Kerrigan responded that Rivoli presented project‑level evidence, including job registers and witness testimony, that could support the jury’s calculation and that financial statements relied upon by the city’s expert did not capture per‑job profitability. He told the panel there were multiple, non‑speculative ways the jury could have reached $3,000,000.
Panel members questioned counsel about technical matters of evidence and procedure, including the meaning and use of the abbreviations JMOL and JNOV, the interplay of presumptions and burdens of proof under Massachusetts civilian evidentiary standards, and the weight to be given to attorney general bid‑protest decisions versus judicial precedent. Counsel debated precedent and administrative decisions cited in briefing, including the 1939 Slocum v. Medford decision, a 2012 SJC decision in Bar v. Holliston, recent attorney general bid protest decisions (including one styled in argument as GEG Construction v. Town of Longmeadow), and this court’s prior decisions in Robin Hope Industries, Bradford & Bigelow, and Northeast Reclamation (all cited by counsel during argument).
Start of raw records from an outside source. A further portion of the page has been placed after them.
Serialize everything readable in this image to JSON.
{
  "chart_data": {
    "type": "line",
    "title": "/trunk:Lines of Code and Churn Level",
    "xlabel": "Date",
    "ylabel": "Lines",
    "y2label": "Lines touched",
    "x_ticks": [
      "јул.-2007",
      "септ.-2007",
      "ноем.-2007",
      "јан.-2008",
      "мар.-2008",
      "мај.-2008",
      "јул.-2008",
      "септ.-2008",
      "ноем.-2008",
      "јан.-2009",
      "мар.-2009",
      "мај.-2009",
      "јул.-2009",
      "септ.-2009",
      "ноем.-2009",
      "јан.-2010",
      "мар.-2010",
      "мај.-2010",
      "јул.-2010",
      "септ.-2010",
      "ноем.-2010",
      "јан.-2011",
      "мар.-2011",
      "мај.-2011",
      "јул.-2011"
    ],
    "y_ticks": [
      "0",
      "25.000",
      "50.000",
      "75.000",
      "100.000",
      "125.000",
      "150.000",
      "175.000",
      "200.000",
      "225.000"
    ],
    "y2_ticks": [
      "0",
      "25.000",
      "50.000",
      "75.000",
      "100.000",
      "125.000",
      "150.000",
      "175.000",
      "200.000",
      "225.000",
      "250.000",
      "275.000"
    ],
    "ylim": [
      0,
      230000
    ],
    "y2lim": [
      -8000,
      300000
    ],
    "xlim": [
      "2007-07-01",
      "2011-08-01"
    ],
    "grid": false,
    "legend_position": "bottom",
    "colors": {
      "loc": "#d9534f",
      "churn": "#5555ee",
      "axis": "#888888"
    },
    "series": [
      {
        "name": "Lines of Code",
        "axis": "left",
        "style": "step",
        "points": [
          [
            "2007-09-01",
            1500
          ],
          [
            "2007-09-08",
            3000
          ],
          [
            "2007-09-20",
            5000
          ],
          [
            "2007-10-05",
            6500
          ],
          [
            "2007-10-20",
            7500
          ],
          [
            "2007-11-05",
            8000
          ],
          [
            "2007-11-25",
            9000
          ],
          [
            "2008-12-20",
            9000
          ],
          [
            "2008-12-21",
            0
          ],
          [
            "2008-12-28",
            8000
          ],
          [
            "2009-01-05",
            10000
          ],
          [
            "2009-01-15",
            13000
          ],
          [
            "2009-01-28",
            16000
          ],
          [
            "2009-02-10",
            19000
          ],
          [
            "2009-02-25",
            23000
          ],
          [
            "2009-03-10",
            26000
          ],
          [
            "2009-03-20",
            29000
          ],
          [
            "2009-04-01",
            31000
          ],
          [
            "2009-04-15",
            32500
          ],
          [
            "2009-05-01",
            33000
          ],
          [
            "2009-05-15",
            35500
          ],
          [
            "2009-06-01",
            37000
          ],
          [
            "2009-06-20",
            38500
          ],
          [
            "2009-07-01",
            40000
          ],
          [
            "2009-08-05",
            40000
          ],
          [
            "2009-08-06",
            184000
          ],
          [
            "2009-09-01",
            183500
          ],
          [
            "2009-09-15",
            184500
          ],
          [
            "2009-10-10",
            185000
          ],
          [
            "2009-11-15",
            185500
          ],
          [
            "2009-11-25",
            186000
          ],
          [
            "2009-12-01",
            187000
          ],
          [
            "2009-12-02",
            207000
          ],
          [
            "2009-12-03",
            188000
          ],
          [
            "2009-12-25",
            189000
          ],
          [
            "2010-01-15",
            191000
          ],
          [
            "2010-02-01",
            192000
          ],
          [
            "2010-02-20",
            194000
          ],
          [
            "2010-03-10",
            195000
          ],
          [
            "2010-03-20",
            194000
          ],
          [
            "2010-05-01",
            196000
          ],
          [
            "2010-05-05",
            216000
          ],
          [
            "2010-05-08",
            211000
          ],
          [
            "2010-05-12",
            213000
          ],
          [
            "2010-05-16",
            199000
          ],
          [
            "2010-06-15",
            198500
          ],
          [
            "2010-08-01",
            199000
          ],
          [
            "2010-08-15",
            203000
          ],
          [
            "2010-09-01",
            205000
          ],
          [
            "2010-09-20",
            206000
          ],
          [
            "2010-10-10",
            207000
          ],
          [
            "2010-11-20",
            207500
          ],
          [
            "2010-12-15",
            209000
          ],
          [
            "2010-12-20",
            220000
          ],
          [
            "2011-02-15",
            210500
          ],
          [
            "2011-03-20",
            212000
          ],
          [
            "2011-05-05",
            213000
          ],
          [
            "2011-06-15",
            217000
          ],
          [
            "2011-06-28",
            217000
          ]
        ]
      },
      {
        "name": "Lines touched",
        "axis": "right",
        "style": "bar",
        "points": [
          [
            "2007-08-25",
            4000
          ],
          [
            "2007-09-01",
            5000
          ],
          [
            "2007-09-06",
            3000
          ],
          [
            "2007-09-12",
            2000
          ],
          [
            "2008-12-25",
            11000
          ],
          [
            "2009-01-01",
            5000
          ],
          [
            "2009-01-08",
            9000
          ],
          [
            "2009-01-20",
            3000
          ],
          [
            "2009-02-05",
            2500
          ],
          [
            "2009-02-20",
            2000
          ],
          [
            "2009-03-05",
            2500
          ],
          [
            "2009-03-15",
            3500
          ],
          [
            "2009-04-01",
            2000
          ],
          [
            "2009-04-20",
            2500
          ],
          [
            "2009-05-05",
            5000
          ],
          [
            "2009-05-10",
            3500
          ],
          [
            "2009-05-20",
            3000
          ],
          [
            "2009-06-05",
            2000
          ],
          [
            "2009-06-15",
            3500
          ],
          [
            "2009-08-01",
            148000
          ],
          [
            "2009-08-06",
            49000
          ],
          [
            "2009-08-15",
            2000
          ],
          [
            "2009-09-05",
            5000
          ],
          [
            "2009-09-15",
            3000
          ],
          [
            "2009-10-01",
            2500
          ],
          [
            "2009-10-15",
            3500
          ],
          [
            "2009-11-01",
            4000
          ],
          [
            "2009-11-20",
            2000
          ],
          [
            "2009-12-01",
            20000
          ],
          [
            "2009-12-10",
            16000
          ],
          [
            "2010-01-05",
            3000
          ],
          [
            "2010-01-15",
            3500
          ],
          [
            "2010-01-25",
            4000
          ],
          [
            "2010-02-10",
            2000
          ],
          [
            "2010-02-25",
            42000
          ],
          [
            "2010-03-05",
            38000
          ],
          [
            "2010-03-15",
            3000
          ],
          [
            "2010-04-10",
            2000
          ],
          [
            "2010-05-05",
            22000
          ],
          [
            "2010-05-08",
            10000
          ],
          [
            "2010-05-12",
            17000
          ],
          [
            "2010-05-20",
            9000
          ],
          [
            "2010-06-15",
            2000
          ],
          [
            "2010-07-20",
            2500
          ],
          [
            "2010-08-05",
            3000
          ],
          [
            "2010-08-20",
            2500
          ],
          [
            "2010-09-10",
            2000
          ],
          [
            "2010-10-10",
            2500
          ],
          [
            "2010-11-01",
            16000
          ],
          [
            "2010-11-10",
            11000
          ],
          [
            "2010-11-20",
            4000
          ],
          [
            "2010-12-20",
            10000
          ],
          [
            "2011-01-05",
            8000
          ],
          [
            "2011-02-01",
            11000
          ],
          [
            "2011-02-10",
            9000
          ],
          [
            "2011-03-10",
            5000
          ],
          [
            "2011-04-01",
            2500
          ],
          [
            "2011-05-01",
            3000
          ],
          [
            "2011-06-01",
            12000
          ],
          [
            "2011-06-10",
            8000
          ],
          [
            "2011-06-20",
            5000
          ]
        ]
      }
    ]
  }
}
After extended questioning and argument on both liability and damages, Chief Justice Amy Blake told counsel the matter would be taken under advisement. No decision was announced from the bench.
The appeals court’s forthcoming opinion will resolve whether the presumption of good faith should have been instructed, whether the jury’s bad‑faith finding was supported by sufficient evidence, and whether the $3,000,000 lost‑profits award must be vacated or remanded for a new trial.